The Day Walk (Never Before) / Stranger In A Strange Land

In 1987 another composition by Gene Clark from that period appeared. The song Never Before gave the album on which it appeared its name. When he could be heard again on The Byrds Boxed Set in 1990 , researchers had meanwhile discovered the original master tape with the actual song title: The Day Walk . This song from the early Byrds albums, typical of Clark, has a dominant walking bass run as a highlight.

Crosby also rediscovered a forgotten recording from this period and released it as an outtake on the 1996 CD: an instrumental backing track to Stranger In A Strange Land . Judging by the title, Crosby is referring to the science fiction novel of the same name by Robert Heinlein . This book describes a bohemian elite who believe in a higher truth and practice free love. Crosby referred to this same lifestyle in his 1967 song Triad .

Summary

With their first two albums, Mr. Tambourine Man and Turn! Turn! Turn! the Byrds set the standard for the new musical genre of folk rock.
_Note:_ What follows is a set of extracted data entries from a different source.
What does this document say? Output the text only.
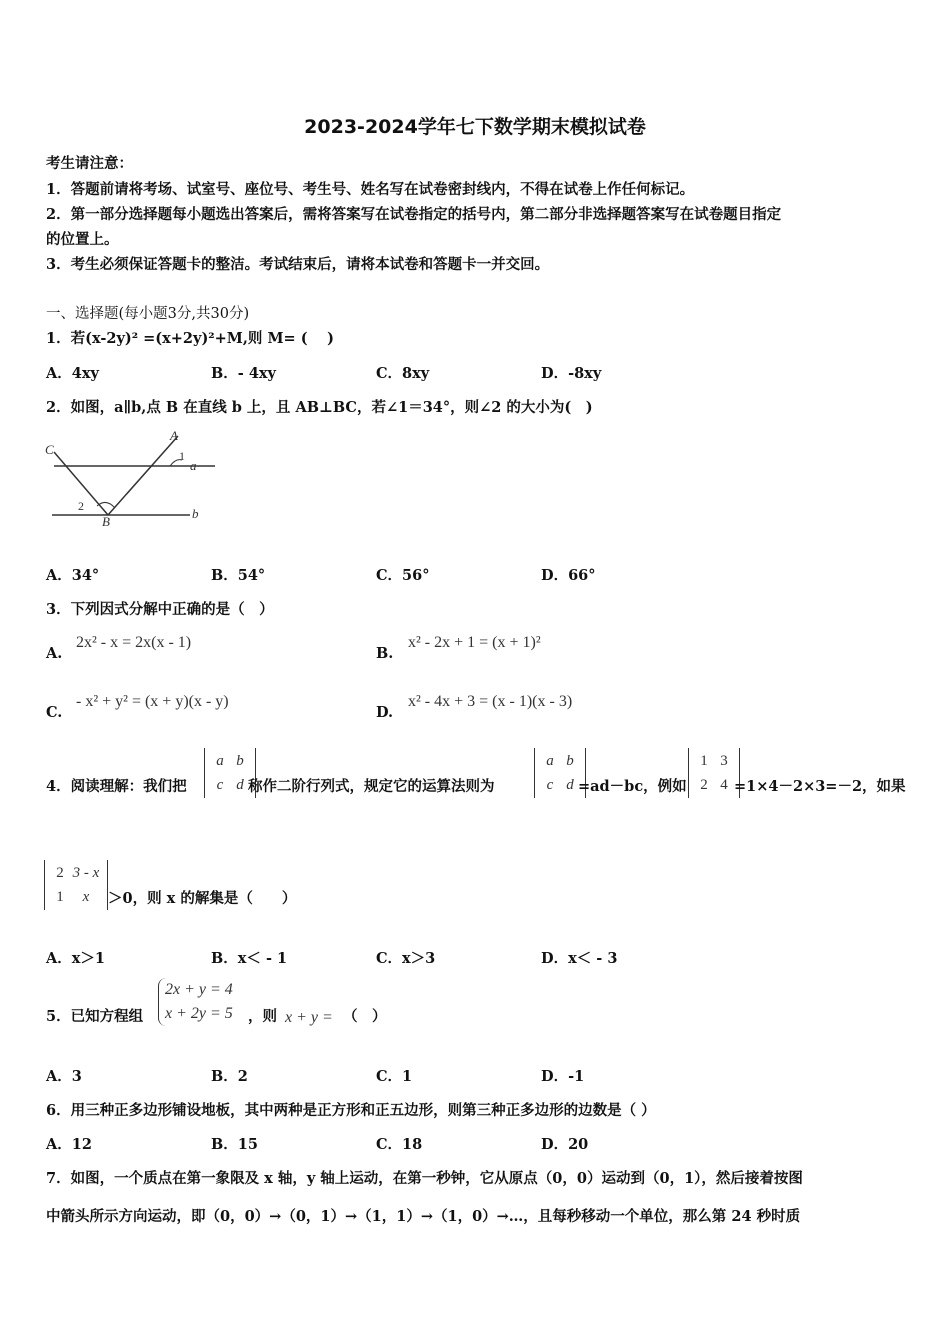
2023-2024学年七下数学期末模拟试卷
考生请注意：
1．答题前请将考场、试室号、座位号、考生号、姓名写在试卷密封线内，不得在试卷上作任何标记。
2．第一部分选择题每小题选出答案后，需将答案写在试卷指定的括号内，第二部分非选择题答案写在试卷题目指定
的位置上。
3．考生必须保证答题卡的整洁。考试结束后，请将本试卷和答题卡一并交回。
一、选择题(每小题3分,共30分)
1．若(x-2y)² =(x+2y)²+M,则 M= (　 )
A．4xy	B．- 4xy	C．8xy	D．-8xy
2．如图，a∥b,点 B 在直线 b 上，且 AB⊥BC，若∠1＝34°，则∠2 的大小为(　)
C
A
1
a
2
B
b
A．34°	B．54°	C．56°	D．66°
3．下列因式分解中正确的是（　）
A.
2x² - x = 2x(x - 1)
B.
x² - 2x + 1 = (x + 1)²
C.
- x² + y² = (x + y)(x - y)
D.
x² - 4x + 3 = (x - 1)(x - 3)
4．阅读理解：我们把
a b
c d 称作二阶行列式，规定它的运算法则为
a b
c d =ad－bc，例如
1 3
2 4 =1×4－2×3=－2，如果
2 3 - x
1 x	＞0，则 x 的解集是（　　）
A．x＞1	B．x＜ - 1	C．x＞3	D．x＜ - 3
5．已知方程组
2x + y = 4
x + 2y = 5 ，则 x + y = （　）
A．3	B．2	C．1	D．-1
6．用三种正多边形铺设地板，其中两种是正方形和正五边形，则第三种正多边形的边数是（ ）
A．12	B．15	C．18	D．20
7．如图，一个质点在第一象限及 x 轴，y 轴上运动，在第一秒钟，它从原点（0，0）运动到（0，1），然后接着按图
中箭头所示方向运动，即（0，0）→（0，1）→（1，1）→（1，0）→…，且每秒移动一个单位，那么第 24 秒时质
In terms of quality and their influence on popular music as a whole, they are on an equal footing with the LPs Revolver ( Beatles ), Aftermath (Rolling Stones), Face to Face ( Kinks ) and Pet Sounds ( Beach Boys ).

Track list

A side

  1. Turn! Turn! Turn! (To Everything There Is a Season) (Pete Seeger / text based on the book of Kohelet ) - 3:49
  2. It Won't Be Wrong (Roger McGuinn / Harvey Gerst ) - 1:58
  3. Set You Free This Time (Gene Clark) - 2:49
  4. Lay Down Your Weary Tune ( Bob Dylan ) - 3:30
  5. He Was a Friend of Mine ( Traditional / Arrangement: Roger McGuinn) - 2:30

B side

  1. The World Turns All Around Her (Gene Clark) - 2:13
  2. Satisfied Mind ( Red Hayes / Jack Rhodes ) - 2:26
  3. If You're Gone (Gene Clark) - 2:45
  4. The Times They Are A-Changin ' (Bob Dylan) - 2:18
  5. Wait and See (Roger McGuinn / David Crosby) - 2:19
  6. Oh! Susannah ( Stephen Foster ) - 3:03

Republication

On April 30, 1996 , Columbia released the album on CD with the following bonus tracks:

  1. The Day Walk (Never Before) (Gene Clark) - 3:00
  2. She Don't Care About Time (Gene Clark) - 2:29 (Original Single B-side)
  3. The Times They Are A-Changin ' (Bob Dylan) - 1:54 (alternate version)
  4. It's All Over Now, Baby Blue (Bob Dylan) - 3:03
  5. She Don't Care About Time (Gene Clark) - 2:35 (alternative version)
  6. The World Turns All Around Her (Gene Clark) - 2:12 (alternative version)
  7. Stranger in a Strange Land (David Crosby) - 3:04 (instrumental)

Web links

Individual evidence

  1. ^ Wieland Harms: The Unplugged Guitar Book. 20 of the most beautiful songs for acoustic guitar. Gerig Music, ISBN 3-87252-249-3 , pp. 17-19 ( Turn! Turn! Turn! The Byrds ).